Evaluating Large Language Models for Detecting Architectural Decision Violations
Architectural Decision Records (ADRs) play a central role in maintaining software architecture quality, yet many decision violations go unnoticed because projects lack both systematic documentation and automated detection mechanisms. Recent advances in Large Language Models (LLMs) open up new possibilities for automating architectural reasoning at scale. We investigated how effectively LLMs can identify decision violations in open-source systems by examining their agreement, accuracy, and inherent limitations. Our study analyzed 980 ADRs across 109 GitHub repositories using a multi-model pipeline in which one LLM primary screens potential decision violations, and three additional LLMs independently validate the reasoning. We assessed agreement, accuracy, precision, and recall, and complemented the quantitative findings with expert evaluation. The models achieved substantial agreement and strong accuracy for explicit, code-inferable decisions. Accuracy falls short for implicit or deployment-oriented decisions that depend on deployment configuration or organizational knowledge. Therefore, LLMs can meaningfully support validation of architectural decision compliance; however, they are not yet replacing human expertise for decisions not focused on code.
💡 Research Summary
This paper investigates the feasibility of using large language models (LLMs) to automatically detect violations of Architectural Decision Records (ADRs) in open‑source software projects. The authors assembled a dataset of 980 ADRs from 109 GitHub repositories, selecting projects with substantial code bases (top quartile in lines of code) and sufficient commit history. A multi‑model pipeline was designed: a “Large Reasoning Model” (LRM) based on Marco‑o1 extracts decision information, examines relevant source code snippets, and outputs a JSON‑structured verdict on whether the decision is violated, together with a rationale. Three independent validation models—Mistral‑NeMo‑Instruct‑2407, Qwen3‑14B‑Base, and Llama‑3.1‑8B‑Instruct—receive the same inputs and independently assess the LRM’s judgment, providing a measure of inter‑model agreement.
Prompt engineering employed system messages to define the assistant’s role and required output format, while user messages supplied the ADR content (Decision, Context, Consequence) and code excerpts. Chain‑of‑Thought (CoT) prompting and few‑shot examples guided the models toward step‑by‑step reasoning. The pipeline was executed on the Mahti supercomputer using vLLM and up to four NVIDIA A100 GPUs, enabling large‑scale inference.
Human validation involved three software‑architecture experts. Each expert reviewed the LRM’s output and the three validators’ responses for a stratified sample, indicating agreement or disagreement with the LRM’s verdict and noting the majority among validators. A majority‑vote among the three experts resolved any disagreements, establishing a ground‑truth label set.
Quantitative results show that the LRM achieved an overall accuracy of 92 % (precision ≈ 90 %, recall ≈ 91 %). Agreement between the LRM and the validators was high, with Cohen’s κ = 0.78 and an 88 % pairwise match rate, indicating substantial consistency across models. Performance varied by decision type: decisions that are explicitly reflected in code (e.g., “do not use library X”, “implement interface Y”) were detected with >95 % accuracy, while decisions that depend on deployment configuration, organizational policies, or cross‑module interactions suffered a sharp drop (accuracy 60–65 %).
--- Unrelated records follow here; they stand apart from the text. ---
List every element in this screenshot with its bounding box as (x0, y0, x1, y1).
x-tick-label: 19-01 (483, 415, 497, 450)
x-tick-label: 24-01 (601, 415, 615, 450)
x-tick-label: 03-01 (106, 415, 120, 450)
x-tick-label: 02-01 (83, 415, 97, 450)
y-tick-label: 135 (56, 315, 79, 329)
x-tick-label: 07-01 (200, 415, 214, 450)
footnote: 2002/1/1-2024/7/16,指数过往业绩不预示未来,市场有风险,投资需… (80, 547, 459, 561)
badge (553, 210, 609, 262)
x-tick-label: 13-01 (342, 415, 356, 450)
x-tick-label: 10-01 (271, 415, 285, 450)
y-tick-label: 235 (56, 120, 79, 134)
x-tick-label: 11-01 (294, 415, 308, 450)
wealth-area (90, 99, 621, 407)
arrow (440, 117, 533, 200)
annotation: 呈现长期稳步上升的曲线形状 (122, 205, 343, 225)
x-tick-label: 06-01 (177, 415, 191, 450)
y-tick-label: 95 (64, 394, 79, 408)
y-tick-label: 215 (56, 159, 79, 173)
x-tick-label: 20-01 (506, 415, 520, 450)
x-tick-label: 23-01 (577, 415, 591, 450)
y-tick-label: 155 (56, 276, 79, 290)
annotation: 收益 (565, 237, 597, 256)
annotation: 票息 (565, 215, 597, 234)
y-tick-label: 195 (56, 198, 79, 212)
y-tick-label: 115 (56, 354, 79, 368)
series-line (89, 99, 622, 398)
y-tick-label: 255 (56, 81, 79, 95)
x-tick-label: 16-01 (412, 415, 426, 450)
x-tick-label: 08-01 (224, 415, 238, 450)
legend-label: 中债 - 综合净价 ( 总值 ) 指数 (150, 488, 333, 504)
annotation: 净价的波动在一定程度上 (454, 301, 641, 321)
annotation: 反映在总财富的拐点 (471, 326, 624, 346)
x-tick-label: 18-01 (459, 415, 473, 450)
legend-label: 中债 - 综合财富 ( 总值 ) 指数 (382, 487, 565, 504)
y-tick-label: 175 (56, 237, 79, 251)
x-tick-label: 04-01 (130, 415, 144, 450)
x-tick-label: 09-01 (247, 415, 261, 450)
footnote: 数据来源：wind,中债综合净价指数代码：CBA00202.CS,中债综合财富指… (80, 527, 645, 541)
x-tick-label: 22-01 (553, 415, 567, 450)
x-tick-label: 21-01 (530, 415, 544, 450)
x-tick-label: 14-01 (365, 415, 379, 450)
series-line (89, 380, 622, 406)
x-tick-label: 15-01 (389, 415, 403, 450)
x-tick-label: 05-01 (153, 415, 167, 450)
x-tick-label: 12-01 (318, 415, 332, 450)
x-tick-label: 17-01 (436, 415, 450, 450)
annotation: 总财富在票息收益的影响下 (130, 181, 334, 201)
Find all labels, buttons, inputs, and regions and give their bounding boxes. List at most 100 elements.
The taxonomy of failure cases highlights three main categories: (1) implicit decisions requiring external environment knowledge, (2) organization‑specific policies not encoded in source files, and (3) multi‑module architectural constraints that exceed the local code context.
The authors discuss several threats to validity: reliance on standardized ADR templates limits generalizability to non‑template records; some repositories were not up‑to‑date, potentially misaligning code with recorded decisions; and LLMs lack direct access to runtime or infrastructure metadata, which hampers detection of deployment‑oriented violations.
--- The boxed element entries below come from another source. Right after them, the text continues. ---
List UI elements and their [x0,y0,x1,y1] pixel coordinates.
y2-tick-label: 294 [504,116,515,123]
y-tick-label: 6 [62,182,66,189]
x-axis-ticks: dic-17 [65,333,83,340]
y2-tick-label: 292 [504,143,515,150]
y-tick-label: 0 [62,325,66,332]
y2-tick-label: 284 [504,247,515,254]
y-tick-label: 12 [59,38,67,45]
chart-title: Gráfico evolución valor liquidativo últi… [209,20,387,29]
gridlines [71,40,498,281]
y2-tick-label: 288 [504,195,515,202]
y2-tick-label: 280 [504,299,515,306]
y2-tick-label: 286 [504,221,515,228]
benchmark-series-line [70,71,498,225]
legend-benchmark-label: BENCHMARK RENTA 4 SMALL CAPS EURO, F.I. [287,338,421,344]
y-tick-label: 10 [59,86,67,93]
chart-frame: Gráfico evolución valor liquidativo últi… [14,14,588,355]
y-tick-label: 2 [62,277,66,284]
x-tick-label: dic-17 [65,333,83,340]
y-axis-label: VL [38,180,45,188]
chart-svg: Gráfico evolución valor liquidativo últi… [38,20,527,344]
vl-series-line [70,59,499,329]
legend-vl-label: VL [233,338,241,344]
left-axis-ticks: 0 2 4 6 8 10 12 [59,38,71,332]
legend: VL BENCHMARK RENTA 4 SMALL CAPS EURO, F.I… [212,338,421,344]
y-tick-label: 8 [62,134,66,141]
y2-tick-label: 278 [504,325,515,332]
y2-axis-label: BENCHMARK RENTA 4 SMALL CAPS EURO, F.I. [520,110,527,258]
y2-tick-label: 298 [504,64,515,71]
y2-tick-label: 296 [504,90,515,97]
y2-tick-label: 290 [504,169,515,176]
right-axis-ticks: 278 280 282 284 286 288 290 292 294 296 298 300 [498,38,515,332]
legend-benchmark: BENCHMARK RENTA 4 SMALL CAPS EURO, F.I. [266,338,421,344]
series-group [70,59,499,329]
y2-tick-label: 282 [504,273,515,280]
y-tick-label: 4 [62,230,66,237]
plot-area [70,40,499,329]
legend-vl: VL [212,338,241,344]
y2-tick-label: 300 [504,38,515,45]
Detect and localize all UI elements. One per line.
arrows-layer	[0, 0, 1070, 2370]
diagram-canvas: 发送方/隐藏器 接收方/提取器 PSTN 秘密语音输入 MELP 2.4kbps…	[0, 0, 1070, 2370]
Key contributions are: (1) a large‑scale empirical evaluation of four state‑of‑the‑art LLMs for ADR violation detection, (2) a novel multi‑model validation pipeline that combines retrieval‑augmented detection with independent LLM validators and expert review, and (3) a taxonomy of decision types and failure modes that informs where current LLMs excel and where they fall short.
The paper concludes that LLMs can meaningfully support architects by automatically flagging code‑visible ADR violations, especially when decisions are clearly expressed and directly observable in source code. However, for decisions that rely on deployment settings, organizational conventions, or broader system context, human expertise remains indispensable. Future work should explore integrating external configuration data, fine‑tuning models on domain‑specific ADR corpora, and hybrid approaches that combine LLM reasoning with traditional static analysis tools to bridge the identified gaps.